Интересно, что такое «монады»? Ведь не пророки же это? Пророков я знаю всех наперечет — от первого до последнего. Хладек дружелюбно поглядывает на меня, прищурив глаз. Хорошо, когда человек умеет говорить так, как Хладек, — чтобы всем сразу было ясно: вот это правда… Он хочет узнать обо мне подробнее, он подался вперед… Надо будет спросить Хладека о точном смысле некоторых выражений… надо будет спросить, что значит «классовое обществе»». Что такое классовая борьба, я уже знаю. Классовая борьба — это гражданская война…
А Хладек уже взял на прицел Хагедорна:
— Не сочтите за бесцеремонность, молодой человек: вот вы хоть когда-нибудь, хоть недолго преклонялись перед Гитлером?
Ротлуф, что ли, говорил ему обо мне? Сейчас я скажу все как есть, без утайки.
— Да, преклонялся… — отвечает Руди.
— А когда перестали?
— Без пяти двенадцать, — отвечает Руди.
У Фюслера ужас на лице. Ну и пусть ужас. А ван Буден — этот смотрит на меня жалостливо и одновременно с брезгливым любопытством. Ну и пусть смотрит. Сфинкс теребит косицу бахромы. Она, конечно, думает: «Ах, как ничтожны все люди. Что за жалкое существо этот верный Гиперион…» Ну и пусть думает. Не могу я сейчас объяснить Хладеку, какая разница между мной и другими, какая разница была между мной и Залигером, и Кортой, и тем сухопарым заряжающим, и тем белобрысым хулиганом из «Банды Тобрук». Да это и не важно. Хладек все еще изучает меня и что-то бормочет.
— Без пяти двенадцать сова покинула горящее дерево, — бормочет Хладек.
— Я хотел жить, — говорит Руди.
— Все равно, тебе придется еще долго глотать дым. Обгоревший ствол еще дымится. Ты понимаешь это?
Хладек сказал «ты». Недурное вино. Лея впивается пальцами в подлокотник своего кресла. Она встает. Конечно, она думает, что я такой же подонок, как и Залигер. Она надула губы.
— Пойду лопать кислятину, — говорит Лея.
Ах, что она говорит! У Фюслера ужас на лице.
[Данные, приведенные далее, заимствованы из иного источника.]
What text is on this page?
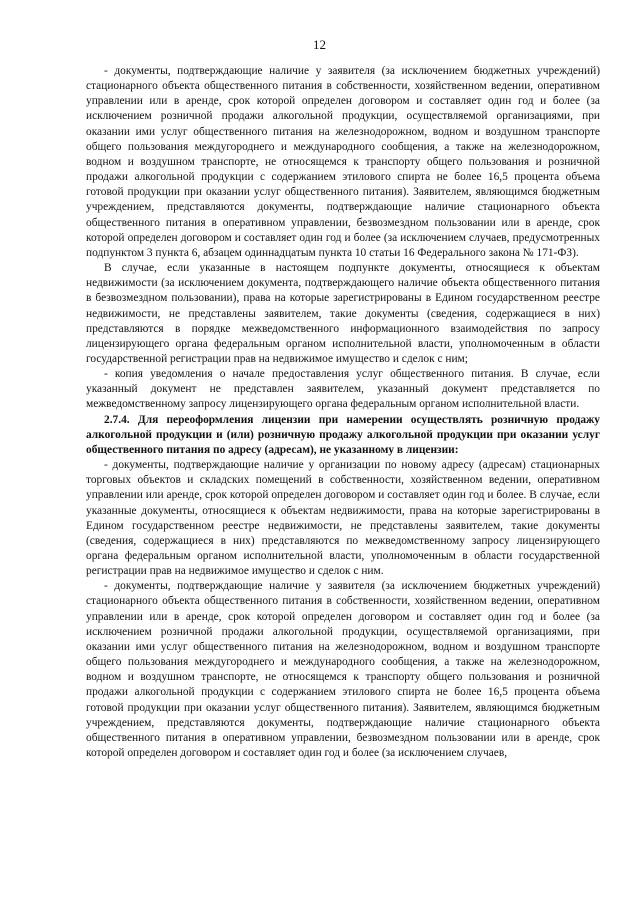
12

- документы, подтверждающие наличие у заявителя (за исключением бюджетных учреждений) стационарного объекта общественного питания в собственности, хозяйственном ведении, оперативном управлении или в аренде, срок которой определен договором и составляет один год и более (за исключением розничной продажи алкогольной продукции, осуществляемой организациями, при оказании ими услуг общественного питания на железнодорожном, водном и воздушном транспорте общего пользования междугороднего и международного сообщения, а также на железнодорожном, водном и воздушном транспорте, не относящемся к транспорту общего пользования и розничной продажи алкогольной продукции с содержанием этилового спирта не более 16,5 процента объема готовой продукции при оказании услуг общественного питания). Заявителем, являющимся бюджетным учреждением, представляются документы, подтверждающие наличие стационарного объекта общественного питания в оперативном управлении, безвозмездном пользовании или в аренде, срок которой определен договором и составляет один год и более (за исключением случаев, предусмотренных подпунктом 3 пункта 6, абзацем одиннадцатым пункта 10 статьи 16 Федерального закона № 171-ФЗ).

В случае, если указанные в настоящем подпункте документы, относящиеся к объектам недвижимости (за исключением документа, подтверждающего наличие объекта общественного питания в безвозмездном пользовании), права на которые зарегистрированы в Едином государственном реестре недвижимости, не представлены заявителем, такие документы (сведения, содержащиеся в них) представляются в порядке межведомственного информационного взаимодействия по запросу лицензирующего органа федеральным органом исполнительной власти, уполномоченным в области государственной регистрации прав на недвижимое имущество и сделок с ним;

- копия уведомления о начале предоставления услуг общественного питания. В случае, если указанный документ не представлен заявителем, указанный документ представляется по межведомственному запросу лицензирующего органа федеральным органом исполнительной власти.

2.7.4. Для переоформления лицензии при намерении осуществлять розничную продажу алкогольной продукции и (или) розничную продажу алкогольной продукции при оказании услуг общественного питания по адресу (адресам), не указанному в лицензии:

- документы, подтверждающие наличие у организации по новому адресу (адресам) стационарных торговых объектов и складских помещений в собственности, хозяйственном ведении, оперативном управлении или аренде, срок которой определен договором и составляет один год и более. В случае, если указанные документы, относящиеся к объектам недвижимости, права на которые зарегистрированы в Едином государственном реестре недвижимости, не представлены заявителем, такие документы (сведения, содержащиеся в них) представляются по межведомственному запросу лицензирующего органа федеральным органом исполнительной власти, уполномоченным в области государственной регистрации прав на недвижимое имущество и сделок с ним.

- документы, подтверждающие наличие у заявителя (за исключением бюджетных учреждений) стационарного объекта общественного питания в собственности, хозяйственном ведении, оперативном управлении или в аренде, срок которой определен договором и составляет один год и более (за исключением розничной продажи алкогольной продукции, осуществляемой организациями, при оказании ими услуг общественного питания на железнодорожном, водном и воздушном транспорте общего пользования междугороднего и международного сообщения, а также на железнодорожном, водном и воздушном транспорте, не относящемся к транспорту общего пользования и розничной продажи алкогольной продукции с содержанием этилового спирта не более 16,5 процента объема готовой продукции при оказании услуг общественного питания). Заявителем, являющимся бюджетным учреждением, представляются документы, подтверждающие наличие стационарного объекта общественного питания в оперативном управлении, безвозмездном пользовании или в аренде, срок которой определен договором и составляет один год и более (за исключением случаев,
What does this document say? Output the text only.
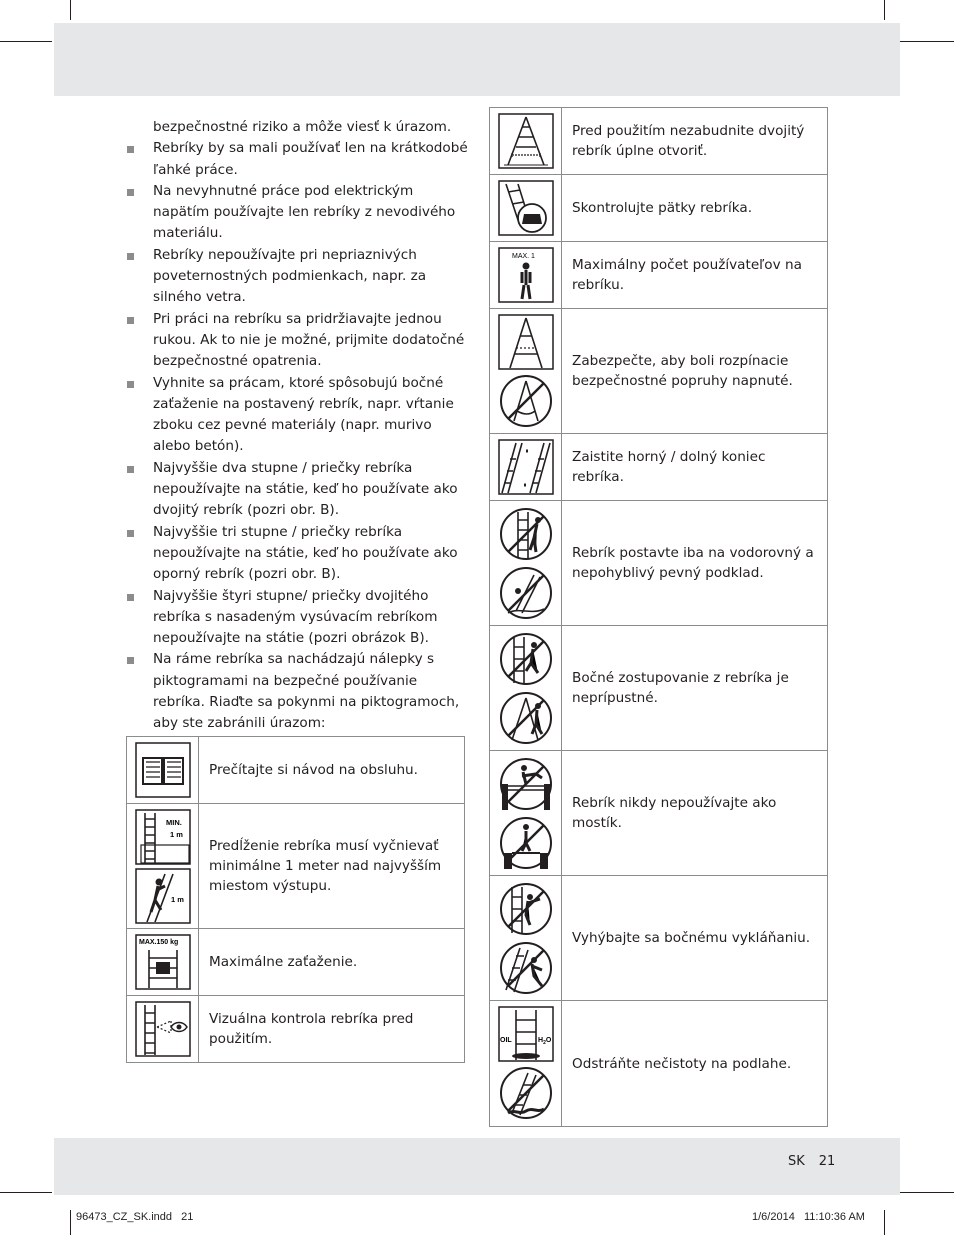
bezpečnostné riziko a môže viesť k úrazom.

Rebríky by sa mali používať len na krátkodobé ľahké práce.

Na nevyhnutné práce pod elektrickým napätím používajte len rebríky z nevodivého materiálu.

Rebríky nepoužívajte pri nepriaznivých poveternostných podmienkach, napr. za silného vetra.

Pri práci na rebríku sa pridržiavajte jednou rukou. Ak to nie je možné, prijmite dodatočné bezpečnostné opatrenia.

Vyhnite sa prácam, ktoré spôsobujú bočné zaťaženie na postavený rebrík, napr. vŕtanie zboku cez pevné materiály (napr. murivo alebo betón).

Najvyššie dva stupne / priečky rebríka nepoužívajte na státie, keď ho používate ako dvojitý rebrík (pozri obr. B).

Najvyššie tri stupne / priečky rebríka nepoužívajte na státie, keď ho používate ako oporný rebrík (pozri obr. B).

Najvyššie štyri stupne/ priečky dvojitého rebríka s nasadeným vysúvacím rebríkom nepoužívajte na státie (pozri obrázok B).

Na ráme rebríka sa nachádzajú nálepky s piktogramami na bezpečné používanie rebríka. Riaďte sa pokynmi na piktogramoch, aby ste zabránili úrazom:

	Prečítajte si návod na obsluhu.

MIN.
1 m
1 m	Predĺženie rebríka musí vyčnievať minimálne 1 meter nad najvyšším miestom výstupu.

MAX.150 kg	Maximálne zaťaženie.

	Vizuálna kontrola rebríka pred použitím.
	Pred použitím nezabudnite dvojitý rebrík úplne otvoriť.

	Skontrolujte pätky rebríka.

MAX. 1	Maximálny počet používateľov na rebríku.

	Zabezpečte, aby boli rozpínacie bezpečnostné popruhy napnuté.

	Zaistite horný / dolný koniec rebríka.

	Rebrík postavte iba na vodorovný a nepohyblivý pevný podklad.

	Bočné zostupovanie z rebríka je neprípustné.

	Rebrík nikdy nepoužívajte ako mostík.

	Vyhýbajte sa bočnému vykláňaniu.

OIL $H_2O$	Odstráňte nečistoty na podlahe.
SK 21
96473_CZ_SK.indd   21	1/6/2014   11:10:36 AM
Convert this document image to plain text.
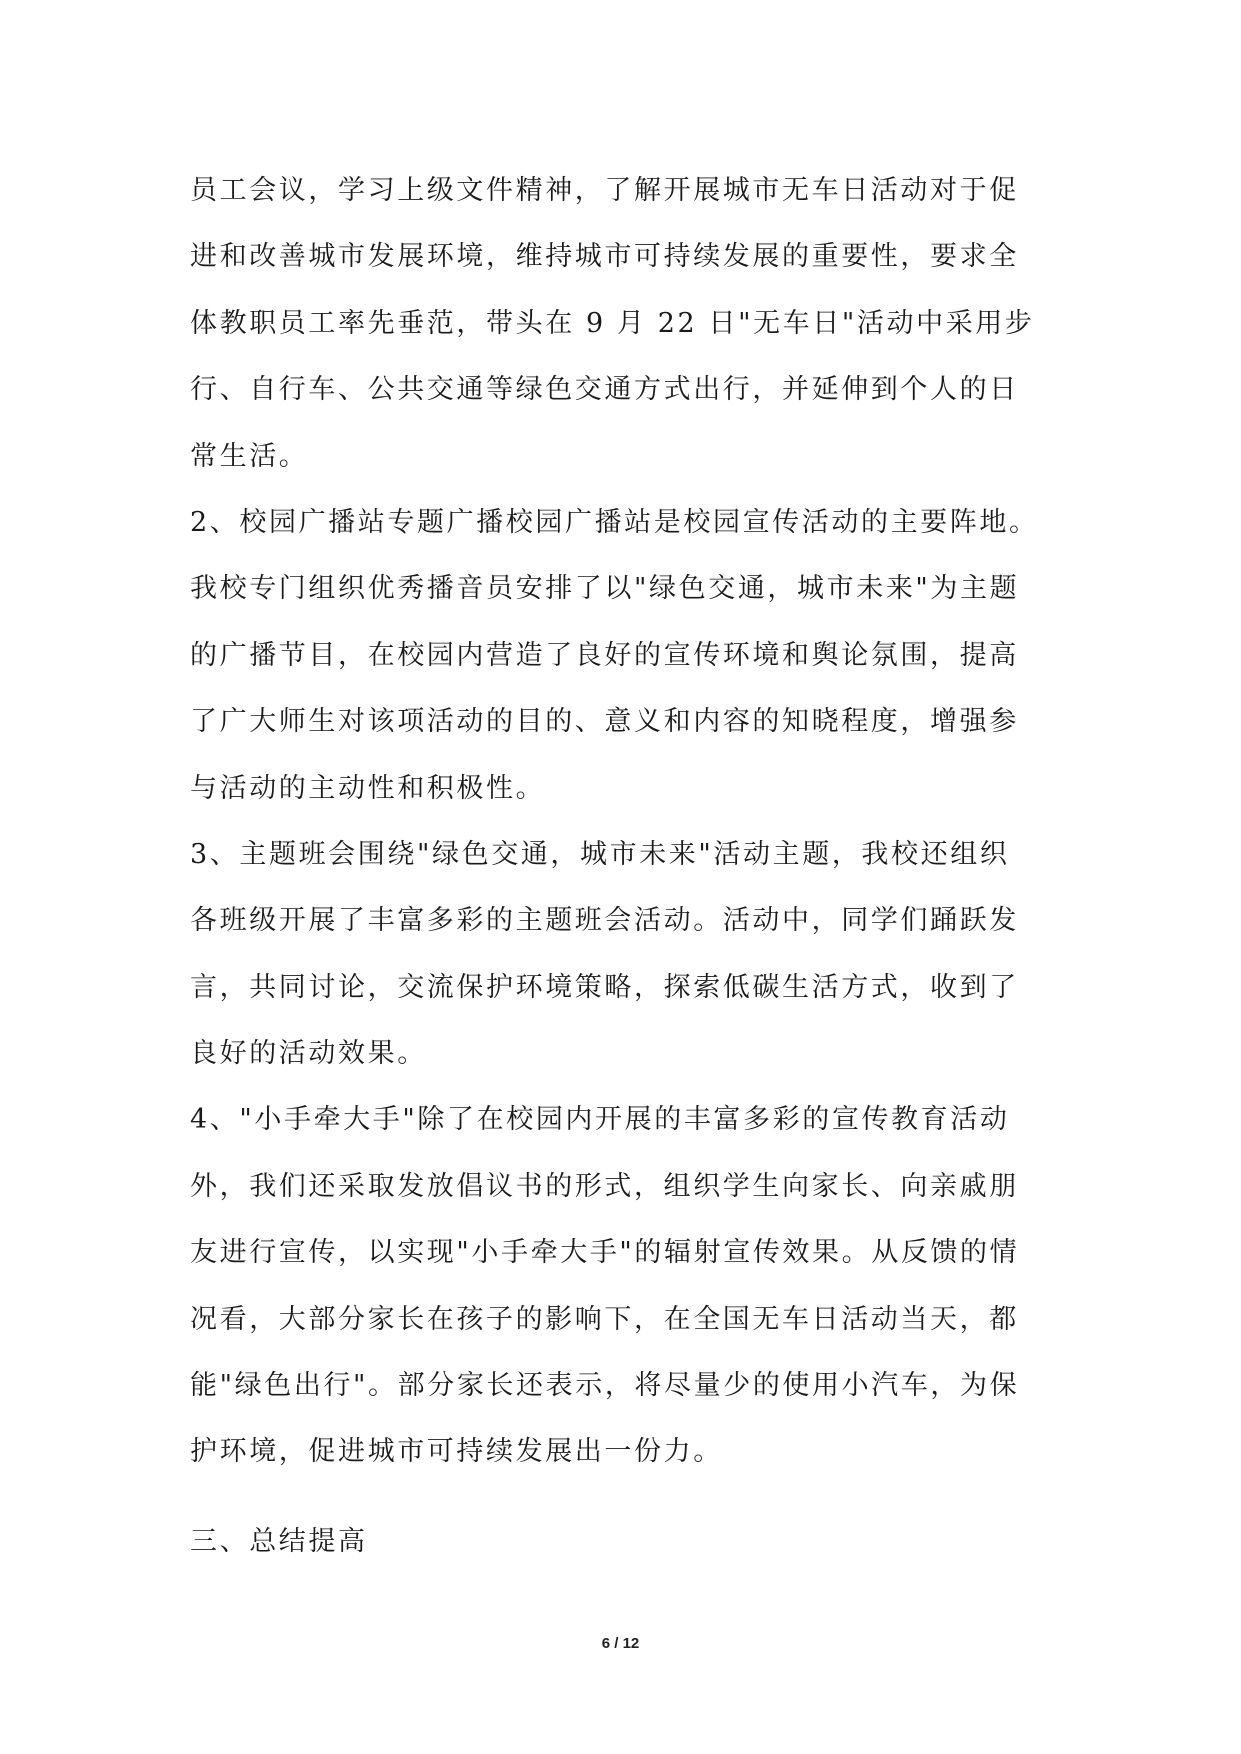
员工会议，学习上级文件精神，了解开展城市无车日活动对于促
进和改善城市发展环境，维持城市可持续发展的重要性，要求全
体教职员工率先垂范，带头在 9 月 22 日"无车日"活动中采用步
行、自行车、公共交通等绿色交通方式出行，并延伸到个人的日
常生活。
2、校园广播站专题广播校园广播站是校园宣传活动的主要阵地。
我校专门组织优秀播音员安排了以"绿色交通，城市未来"为主题
的广播节目，在校园内营造了良好的宣传环境和舆论氛围，提高
了广大师生对该项活动的目的、意义和内容的知晓程度，增强参
与活动的主动性和积极性。
3、主题班会围绕"绿色交通，城市未来"活动主题，我校还组织
各班级开展了丰富多彩的主题班会活动。活动中，同学们踊跃发
言，共同讨论，交流保护环境策略，探索低碳生活方式，收到了
良好的活动效果。
4、"小手牵大手"除了在校园内开展的丰富多彩的宣传教育活动
外，我们还采取发放倡议书的形式，组织学生向家长、向亲戚朋
友进行宣传，以实现"小手牵大手"的辐射宣传效果。从反馈的情
况看，大部分家长在孩子的影响下，在全国无车日活动当天，都
能"绿色出行"。部分家长还表示，将尽量少的使用小汽车，为保
护环境，促进城市可持续发展出一份力。
三、总结提高
6 / 12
Ван Буден смотрит на нее жалостливо и с нежностью. Хладек все еще изучает меня, прищурив глаз. Вот он слегка вскинул подбородок. А я знаю, Хладек, о чем ты думаешь. Она идет по лужайке, шажок за шажком, рукояткой палки цепляет из озорства за нижние ветки. Дикие груши дождем сыплются в траву. Пойду-ка я за ней.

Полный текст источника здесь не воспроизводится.